Now as far as extended transition function is concerned , right invariance holds but not left invariance..
We can think about the same intuitively..
Let we start from start state q0....Now on reading string 'x' and hence applying multiple transition δ*(q0 , x) we reach say state qi...Now given δ*(q0 , x) = δ*(q0 , y)..
So on reading y also we will reach the same state qi....
Hence δ*(q0 , xz) means reading string 'z' after string 'x' will lead to same state as δ*(q0 , yz) as before reading 'z' string in both cases we were in qi state hence the destination state will also be the same.
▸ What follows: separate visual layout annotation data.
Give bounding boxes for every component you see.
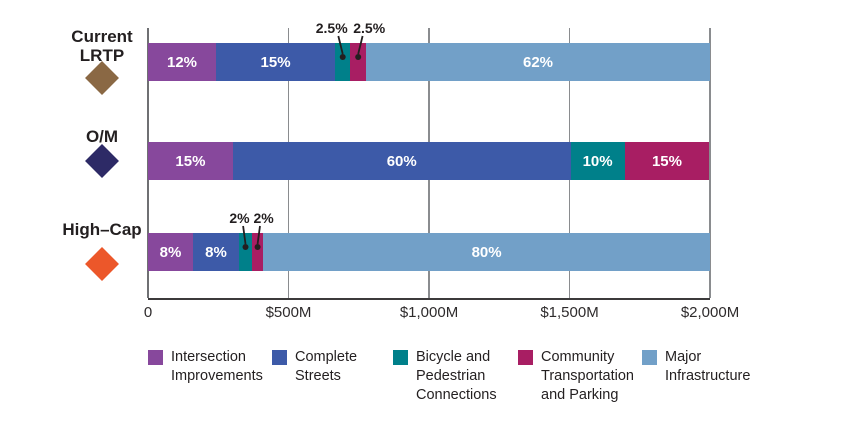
x-tick-label-500m: $500M: [265, 304, 312, 321]
segment-value-label: 15%: [175, 152, 206, 170]
callout-label-community-transportation-and-parking: 2.5%: [353, 20, 386, 36]
row-label-high-cap: High–Cap: [62, 220, 142, 239]
segment-value-label: 15%: [260, 53, 291, 71]
bar-current-lrtp: 12% 15% 62%: [148, 43, 710, 81]
legend-label: Major Infrastructure: [665, 349, 751, 384]
legend-label: Bicycle and Pedestrian Connections: [416, 349, 497, 403]
diamond-marker-o-m: [85, 144, 119, 178]
segment-value-label: 80%: [471, 243, 502, 261]
diamond-marker-high-cap: [85, 247, 119, 281]
gridline-2-000m: [709, 28, 711, 298]
legend-item-major-infrastructure: Major Infrastructure: [642, 348, 765, 386]
segment-current-lrtp-complete-streets: 15%: [216, 43, 336, 81]
legend-label: Intersection Improvements: [171, 349, 263, 384]
x-tick-label-2-000m: $2,000M: [680, 304, 740, 321]
legend-swatch-complete-streets: [272, 350, 287, 365]
segment-value-label: 12%: [166, 53, 198, 71]
segment-value-label: 8%: [159, 243, 182, 261]
x-tick-label-1-500m: $1,500M: [540, 304, 599, 321]
segment-value-label: 60%: [386, 152, 417, 170]
callout-label-bicycle-and-pedestrian-connections: 2%: [229, 210, 250, 226]
segment-o-m-community-transportation-and-parking: 15%: [624, 142, 710, 180]
legend-swatch-community-transportation-and-parking: [518, 350, 533, 365]
segment-high-cap-bicycle-and-pedestrian-connections: [239, 233, 252, 271]
legend-label: Complete Streets: [295, 349, 358, 384]
segment-value-label: 62%: [523, 53, 554, 71]
legend-item-bicycle-and-pedestrian-connections: Bicycle and Pedestrian Connections: [393, 348, 508, 405]
segment-value-label: 10%: [582, 152, 613, 170]
legend-label: Community Transportation and Parking: [541, 349, 634, 403]
bar-high-cap: 8% 8% 80%: [148, 233, 710, 271]
legend-swatch-bicycle-and-pedestrian-connections: [393, 350, 408, 365]
segment-value-label: 8%: [205, 243, 227, 261]
segment-current-lrtp-intersection-improvements: 12%: [148, 43, 216, 81]
legend-swatch-intersection-improvements: [148, 350, 163, 365]
segment-current-lrtp-community-transportation-and-parking: [350, 43, 367, 81]
segment-high-cap-community-transportation-and-parking: [251, 233, 264, 271]
row-label-o-m: O/M: [85, 127, 119, 146]
segment-current-lrtp-major-infrastructure: 62%: [366, 43, 710, 81]
segment-high-cap-intersection-improvements: 8%: [148, 233, 193, 271]
x-tick-label-0: 0: [143, 304, 153, 321]
diamond-marker-current-lrtp: [85, 61, 119, 95]
callout-label-bicycle-and-pedestrian-connections: 2.5%: [315, 20, 348, 36]
segment-o-m-complete-streets: 60%: [232, 142, 571, 180]
segment-o-m-intersection-improvements: 15%: [148, 142, 233, 180]
segment-value-label: 15%: [651, 152, 682, 170]
x-tick-label-1-000m: $1,000M: [399, 304, 459, 321]
legend-item-complete-streets: Complete Streets: [272, 348, 369, 386]
callout-label-community-transportation-and-parking: 2%: [253, 210, 274, 226]
legend-swatch-major-infrastructure: [642, 350, 657, 365]
row-label-current-lrtp: Current LRTP: [71, 27, 133, 65]
x-axis-line: [148, 298, 710, 300]
segment-o-m-bicycle-and-pedestrian-connections: 10%: [570, 142, 625, 180]
bar-o-m: 15% 60% 10% 15%: [148, 142, 710, 180]
segment-high-cap-complete-streets: 8%: [192, 233, 240, 271]
legend-item-intersection-improvements: Intersection Improvements: [148, 348, 271, 386]
segment-current-lrtp-bicycle-and-pedestrian-connections: [335, 43, 351, 81]
segment-high-cap-major-infrastructure: 80%: [263, 233, 710, 271]
legend-item-community-transportation-and-parking: Community Transportation and Parking: [518, 348, 657, 405]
Hence right invariance holds..
On the other hand ,
for δ*(q0 , zx) and δ*(q0 , zy) , say on reading string 'z' , we reach qi ..After that we read 'x' string for first extended transition function and 'y' string for second one..
Now from qi , on reading 'x' and 'y' we may go to different states..[ As qi is distinct from q0 ]
So even though δ*(q0 , x) = δ*(q0 , y) ,
but δ*(q0 , zx) = δ*(q0 , zy) need not hold...
Hence left invariance does not hold here..
Hence option A) should be correct answer..